Virginia county takes on federal government that ‘refuses to do its job’
TACKLING THE FEDS: Corey Stewart, chairman of the Prince William County Board of Supervisors, is leading a charge to get info from the feds on the whereabouts of 7,000 illegal immigrants who have committed crimes in the county since 2008.
By Kathryn Watson | Watchdog.org, Virginia Bureau
ALEXANDRIA, Va. — For Corey Stewart, chairman of the Prince William County Board of Supervisors, the border crisis isn’t something far away — or something new.
This week, the Prince William County Board of Supervisors voted 5-1 to file a request under the Freedom of Information Act demanding to know the whereabouts of the roughly 7,000 illegal immigrants who have committed crimes, been arrested by county police and been placed in the hands of Immigrations and Customs Enforcement since 2008.
This isn’t the first attempt Stewart, a Republican, and his colleagues have made to get the federal government to remove individuals who are threatening and damaging their community.
In 2008, county police began asking the legal status of everyone arrested for a crime. When illegal immigrant Carlos Montano killed a nun in 2010 after being previously arrested for DUIs and released by ICE, county officials began to go after the feds with full force of the law.
“This is an unnecessary threat to public safety,” Stewart told Watchdog.org. “You’re never going to be able to get rid of all the criminals in the community. You can’t keep people in jail indefinitely. But when you have the option to remove someone who you know is dangerous, it’s an unnecessary risk to public safety and it’s just because the federal government refuses to do its job.”
Wondering how widespread ICE’s failure to deport dangerous illegal immigrants is, county officials requested the whereabouts of those roughly 3,000 arrested illegal immigrants. When they were turned down, the county took the feds to court in 2011 — and lost. The federal judge said they hadn’t taken every possible administrative step to get the information.
Now, with the national immigration debate fueling the fire and county residents wondering where those now roughly 7,000 dangerous immigrants are, Stewart decided to go forward with a request under FOIA through the Department of Homeland Security. If that doesn’t work, Stewart said the county will sue — and he’s confident this time be successful.
Virginia’s illegal immigrant population, estimated at 295,000 as of 2008, costs state taxpayers at least $1.7 billion per year, according to the Federation for American Immigration Reform. For Stewart, however, cost isn’t the main concern. It’s safety.
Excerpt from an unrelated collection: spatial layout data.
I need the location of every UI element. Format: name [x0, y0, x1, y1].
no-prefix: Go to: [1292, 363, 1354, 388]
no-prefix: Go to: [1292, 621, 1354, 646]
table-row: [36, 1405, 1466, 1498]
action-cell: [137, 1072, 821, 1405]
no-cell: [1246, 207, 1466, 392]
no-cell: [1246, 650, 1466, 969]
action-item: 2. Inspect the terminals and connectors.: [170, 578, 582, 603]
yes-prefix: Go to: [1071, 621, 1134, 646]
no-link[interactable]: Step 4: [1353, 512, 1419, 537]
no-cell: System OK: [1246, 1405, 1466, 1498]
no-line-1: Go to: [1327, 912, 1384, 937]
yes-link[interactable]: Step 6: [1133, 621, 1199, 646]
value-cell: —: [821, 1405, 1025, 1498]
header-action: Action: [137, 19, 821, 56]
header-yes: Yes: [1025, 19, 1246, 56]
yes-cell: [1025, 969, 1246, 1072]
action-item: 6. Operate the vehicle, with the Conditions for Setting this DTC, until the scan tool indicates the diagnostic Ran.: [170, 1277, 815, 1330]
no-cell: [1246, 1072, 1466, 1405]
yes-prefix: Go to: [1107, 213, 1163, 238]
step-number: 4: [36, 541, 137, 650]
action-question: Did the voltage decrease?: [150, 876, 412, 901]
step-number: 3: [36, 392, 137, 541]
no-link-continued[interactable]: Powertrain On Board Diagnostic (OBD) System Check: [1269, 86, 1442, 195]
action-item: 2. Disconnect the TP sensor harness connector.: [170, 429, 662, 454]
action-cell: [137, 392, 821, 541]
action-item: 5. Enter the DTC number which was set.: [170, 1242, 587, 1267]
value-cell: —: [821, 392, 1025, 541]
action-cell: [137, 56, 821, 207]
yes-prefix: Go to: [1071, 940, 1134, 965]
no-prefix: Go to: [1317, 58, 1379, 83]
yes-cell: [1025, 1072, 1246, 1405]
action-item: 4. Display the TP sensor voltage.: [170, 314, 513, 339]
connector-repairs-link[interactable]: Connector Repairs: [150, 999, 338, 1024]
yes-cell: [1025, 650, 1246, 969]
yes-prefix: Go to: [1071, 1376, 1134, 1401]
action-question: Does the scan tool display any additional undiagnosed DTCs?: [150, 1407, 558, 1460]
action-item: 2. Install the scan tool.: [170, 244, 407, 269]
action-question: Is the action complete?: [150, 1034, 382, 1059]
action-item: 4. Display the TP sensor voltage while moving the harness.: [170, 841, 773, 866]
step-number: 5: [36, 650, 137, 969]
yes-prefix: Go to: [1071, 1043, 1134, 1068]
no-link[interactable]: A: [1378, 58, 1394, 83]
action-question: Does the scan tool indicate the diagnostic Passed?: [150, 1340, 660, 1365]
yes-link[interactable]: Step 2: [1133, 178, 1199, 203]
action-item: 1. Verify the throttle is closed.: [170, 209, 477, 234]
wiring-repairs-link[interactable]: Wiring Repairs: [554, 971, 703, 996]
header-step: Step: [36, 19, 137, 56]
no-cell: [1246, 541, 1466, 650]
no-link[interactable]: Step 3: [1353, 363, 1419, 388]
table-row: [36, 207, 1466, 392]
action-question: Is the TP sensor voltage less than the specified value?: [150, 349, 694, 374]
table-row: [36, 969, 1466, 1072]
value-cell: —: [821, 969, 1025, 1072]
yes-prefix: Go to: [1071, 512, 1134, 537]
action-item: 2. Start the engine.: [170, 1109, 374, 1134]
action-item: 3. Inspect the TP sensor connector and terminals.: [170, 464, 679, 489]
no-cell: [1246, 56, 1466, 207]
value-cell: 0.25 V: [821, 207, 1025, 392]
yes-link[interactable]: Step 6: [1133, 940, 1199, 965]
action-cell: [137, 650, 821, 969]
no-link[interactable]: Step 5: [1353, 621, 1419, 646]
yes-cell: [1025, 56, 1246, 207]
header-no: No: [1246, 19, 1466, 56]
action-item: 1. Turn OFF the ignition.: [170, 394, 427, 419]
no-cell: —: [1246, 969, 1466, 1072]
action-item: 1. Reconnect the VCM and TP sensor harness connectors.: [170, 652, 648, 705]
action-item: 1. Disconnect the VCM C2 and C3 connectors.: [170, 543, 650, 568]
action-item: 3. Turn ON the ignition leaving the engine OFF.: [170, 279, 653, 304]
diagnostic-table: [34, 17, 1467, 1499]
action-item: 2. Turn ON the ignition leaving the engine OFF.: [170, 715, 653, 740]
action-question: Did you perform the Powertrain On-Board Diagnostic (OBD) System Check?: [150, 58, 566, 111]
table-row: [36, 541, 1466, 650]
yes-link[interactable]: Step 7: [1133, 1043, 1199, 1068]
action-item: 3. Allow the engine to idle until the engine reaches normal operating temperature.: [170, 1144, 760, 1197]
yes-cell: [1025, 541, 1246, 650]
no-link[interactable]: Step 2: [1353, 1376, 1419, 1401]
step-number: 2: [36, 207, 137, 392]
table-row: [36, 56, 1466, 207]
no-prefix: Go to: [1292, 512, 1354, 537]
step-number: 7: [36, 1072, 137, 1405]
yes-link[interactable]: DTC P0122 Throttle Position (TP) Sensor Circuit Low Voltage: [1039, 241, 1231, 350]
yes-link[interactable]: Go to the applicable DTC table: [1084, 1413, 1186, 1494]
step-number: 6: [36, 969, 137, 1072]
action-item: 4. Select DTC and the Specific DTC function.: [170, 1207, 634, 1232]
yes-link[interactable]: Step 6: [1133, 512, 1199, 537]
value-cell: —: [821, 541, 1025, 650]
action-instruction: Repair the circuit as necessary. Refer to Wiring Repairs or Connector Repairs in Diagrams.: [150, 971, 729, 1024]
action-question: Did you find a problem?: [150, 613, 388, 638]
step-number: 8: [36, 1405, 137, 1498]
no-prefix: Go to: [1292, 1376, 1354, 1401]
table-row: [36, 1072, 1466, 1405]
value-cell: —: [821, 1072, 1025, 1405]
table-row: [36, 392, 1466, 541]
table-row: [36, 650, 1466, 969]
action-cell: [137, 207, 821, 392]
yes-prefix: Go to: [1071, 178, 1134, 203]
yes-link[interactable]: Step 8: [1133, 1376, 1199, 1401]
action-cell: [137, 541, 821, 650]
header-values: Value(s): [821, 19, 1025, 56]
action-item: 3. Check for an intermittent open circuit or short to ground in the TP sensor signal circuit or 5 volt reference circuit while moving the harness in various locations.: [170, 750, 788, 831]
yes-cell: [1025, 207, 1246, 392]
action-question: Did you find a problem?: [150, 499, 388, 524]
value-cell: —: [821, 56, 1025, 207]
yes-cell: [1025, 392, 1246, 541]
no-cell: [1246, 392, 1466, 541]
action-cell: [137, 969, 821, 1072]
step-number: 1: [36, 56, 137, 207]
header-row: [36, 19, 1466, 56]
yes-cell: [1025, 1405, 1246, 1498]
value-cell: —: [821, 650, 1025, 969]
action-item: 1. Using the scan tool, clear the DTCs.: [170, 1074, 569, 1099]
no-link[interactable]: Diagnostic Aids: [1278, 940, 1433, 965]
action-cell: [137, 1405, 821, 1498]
When some people ask Stewart why he as a local representative is getting involved in a national issue, he says he isn’t.
“I’m not involved in the illegal immigration debate,” Stewart said. “I don’t want to get involved in the big question about immigration. My angle on this is public safety. For every local government official, their number one job responsibility is to keep the public safe. And if you’ve got people who are committing crimes and they’re here illegally then their job is to keep them in jail as long as you can and once they’ve been released if they’re here illegally is to get them out of the country or at least the community.”
Next, Stewart wants to focus specifically on illegal immigrants who are sexual offenders.
Federal law requires all levels of law enforcement to report sexual offenders. But if nobody knows where they are, Stewart said DHS could be to blame.
“Child rapists and everything else — are they back in the neighborhood or are already reported? Because we don’t know where they are. We don’t even know if DHS has added them to the registry or not. At a bare minimum it’s violating the spirit of the (law), which is to protect children from sexual predators.”
The failure to deport criminals was a problem in the county during the George. W. Bush administration — but President Obama isn’t helping, Stewart said.
“The Obama administration has been saying they don’t want to give amnesty to criminals, but that’s what they’ve been doing,” Stewart said. “… Even when their deportation hearing comes, it’s usually years later, giving them years of potential criminal activity.”
The feds’ “stonewalling,” Stewart said, is incredibly frustrating — not just for average citizens, but for the police officers who place these offenders in jail, knowing they could very well be released into the community to commit a crime again.
“I’m concerned about any person who is violent,” Stewart said. “But the difference is when there’s someone here who is violent and here illegally, they can be removed. We have a tool for that.”